Immer wieder, von Zeit zu Zeit, kommt irgendwer daher und verkündet einen überaus beunruhigenden IT-Fachkräftemangel. Jetzt gerade war's Jürgen Gallmann, der Deutschland-Chef von Microsoft. Im Jahr 2000 endete die Diskussion in der Auflage der sogenannten "deutschen Green-Card". Diversen Berichten nach zu urteilen war diese Aktion nicht sehr erfolgreich.

Das eigentliche Ziel hinter der Diskussion war, so könnte man meinen, durch die steigende Anzahl Bewerber den Marktwert zu senken. Im Klartext: Man kann billiger einstellen, wenn es mehr Bewerber gibt.

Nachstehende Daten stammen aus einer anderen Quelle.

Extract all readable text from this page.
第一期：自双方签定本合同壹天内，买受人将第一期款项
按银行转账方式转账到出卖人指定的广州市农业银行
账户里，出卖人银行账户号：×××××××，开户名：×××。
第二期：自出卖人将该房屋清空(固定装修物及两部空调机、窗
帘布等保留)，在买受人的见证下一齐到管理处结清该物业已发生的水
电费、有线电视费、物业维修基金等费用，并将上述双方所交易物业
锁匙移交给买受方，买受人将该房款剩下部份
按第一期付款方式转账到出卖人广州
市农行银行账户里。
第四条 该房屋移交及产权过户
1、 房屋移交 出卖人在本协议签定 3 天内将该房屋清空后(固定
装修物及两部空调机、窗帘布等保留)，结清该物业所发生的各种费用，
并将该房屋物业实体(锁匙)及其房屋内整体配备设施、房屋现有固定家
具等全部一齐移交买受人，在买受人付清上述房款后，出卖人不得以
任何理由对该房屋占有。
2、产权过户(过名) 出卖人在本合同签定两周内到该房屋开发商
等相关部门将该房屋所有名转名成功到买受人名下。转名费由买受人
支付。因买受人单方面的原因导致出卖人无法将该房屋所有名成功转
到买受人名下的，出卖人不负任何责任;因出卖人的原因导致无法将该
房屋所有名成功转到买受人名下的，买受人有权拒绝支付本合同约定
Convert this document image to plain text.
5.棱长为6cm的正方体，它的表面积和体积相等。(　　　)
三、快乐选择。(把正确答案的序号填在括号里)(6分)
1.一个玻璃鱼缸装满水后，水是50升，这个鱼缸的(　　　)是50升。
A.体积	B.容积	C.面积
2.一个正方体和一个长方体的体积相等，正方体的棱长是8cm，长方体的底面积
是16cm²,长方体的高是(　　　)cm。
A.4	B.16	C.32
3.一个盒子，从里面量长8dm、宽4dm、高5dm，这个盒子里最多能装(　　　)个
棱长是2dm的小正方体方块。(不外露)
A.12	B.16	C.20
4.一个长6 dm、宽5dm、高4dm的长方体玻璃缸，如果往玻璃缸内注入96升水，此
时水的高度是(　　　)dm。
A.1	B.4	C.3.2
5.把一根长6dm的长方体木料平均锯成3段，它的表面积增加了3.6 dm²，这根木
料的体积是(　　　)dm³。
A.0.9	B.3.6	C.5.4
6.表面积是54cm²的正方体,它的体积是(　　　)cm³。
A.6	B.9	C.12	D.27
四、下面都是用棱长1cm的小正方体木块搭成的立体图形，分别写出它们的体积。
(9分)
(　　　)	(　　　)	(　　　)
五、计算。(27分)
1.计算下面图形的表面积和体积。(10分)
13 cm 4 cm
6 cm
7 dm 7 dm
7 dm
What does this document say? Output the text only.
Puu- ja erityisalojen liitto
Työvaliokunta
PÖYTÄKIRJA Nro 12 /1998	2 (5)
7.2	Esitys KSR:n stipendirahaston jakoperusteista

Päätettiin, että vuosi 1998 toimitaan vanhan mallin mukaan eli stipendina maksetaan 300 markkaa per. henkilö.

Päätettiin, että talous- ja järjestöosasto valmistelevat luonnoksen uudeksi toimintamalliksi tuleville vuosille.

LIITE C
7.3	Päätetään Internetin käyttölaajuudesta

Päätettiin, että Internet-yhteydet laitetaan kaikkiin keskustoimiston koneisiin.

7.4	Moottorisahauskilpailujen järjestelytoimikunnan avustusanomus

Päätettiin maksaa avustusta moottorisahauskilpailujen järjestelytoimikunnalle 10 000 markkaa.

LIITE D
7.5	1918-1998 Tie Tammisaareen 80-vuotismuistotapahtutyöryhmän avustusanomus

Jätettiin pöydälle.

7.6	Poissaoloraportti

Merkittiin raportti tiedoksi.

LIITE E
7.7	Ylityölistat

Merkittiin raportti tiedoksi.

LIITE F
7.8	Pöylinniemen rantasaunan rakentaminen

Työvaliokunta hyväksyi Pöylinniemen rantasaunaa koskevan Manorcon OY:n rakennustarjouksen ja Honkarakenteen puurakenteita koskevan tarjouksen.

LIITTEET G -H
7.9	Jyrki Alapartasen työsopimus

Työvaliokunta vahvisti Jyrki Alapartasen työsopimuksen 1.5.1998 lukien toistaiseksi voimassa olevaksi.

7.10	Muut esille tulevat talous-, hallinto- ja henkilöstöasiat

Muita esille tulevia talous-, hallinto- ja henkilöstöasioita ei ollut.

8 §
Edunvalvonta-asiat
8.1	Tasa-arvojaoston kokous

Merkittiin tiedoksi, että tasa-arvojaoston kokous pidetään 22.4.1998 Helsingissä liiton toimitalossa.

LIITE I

Schon 2001 veröffentlichte die c't ein Interview mit Prof. Norman S. Matloff, der den angeblichen Mangel an
IT-Fachkräften mal genauer unter die Lupe nahm.

Die Arbeitgeber mögen die H-1Bs, weil sie billiger arbeiten.

Matloff kommt zum Ergebnis, daß das H-1B Programm schlicht auf Druck der Industrie aus dem Ruder gelaufen ist. Das ursprüngliche H-1 Programm sollte "die klügsten und besten" in's Land holen und nicht die Guten durch die Billigeren ersetzen.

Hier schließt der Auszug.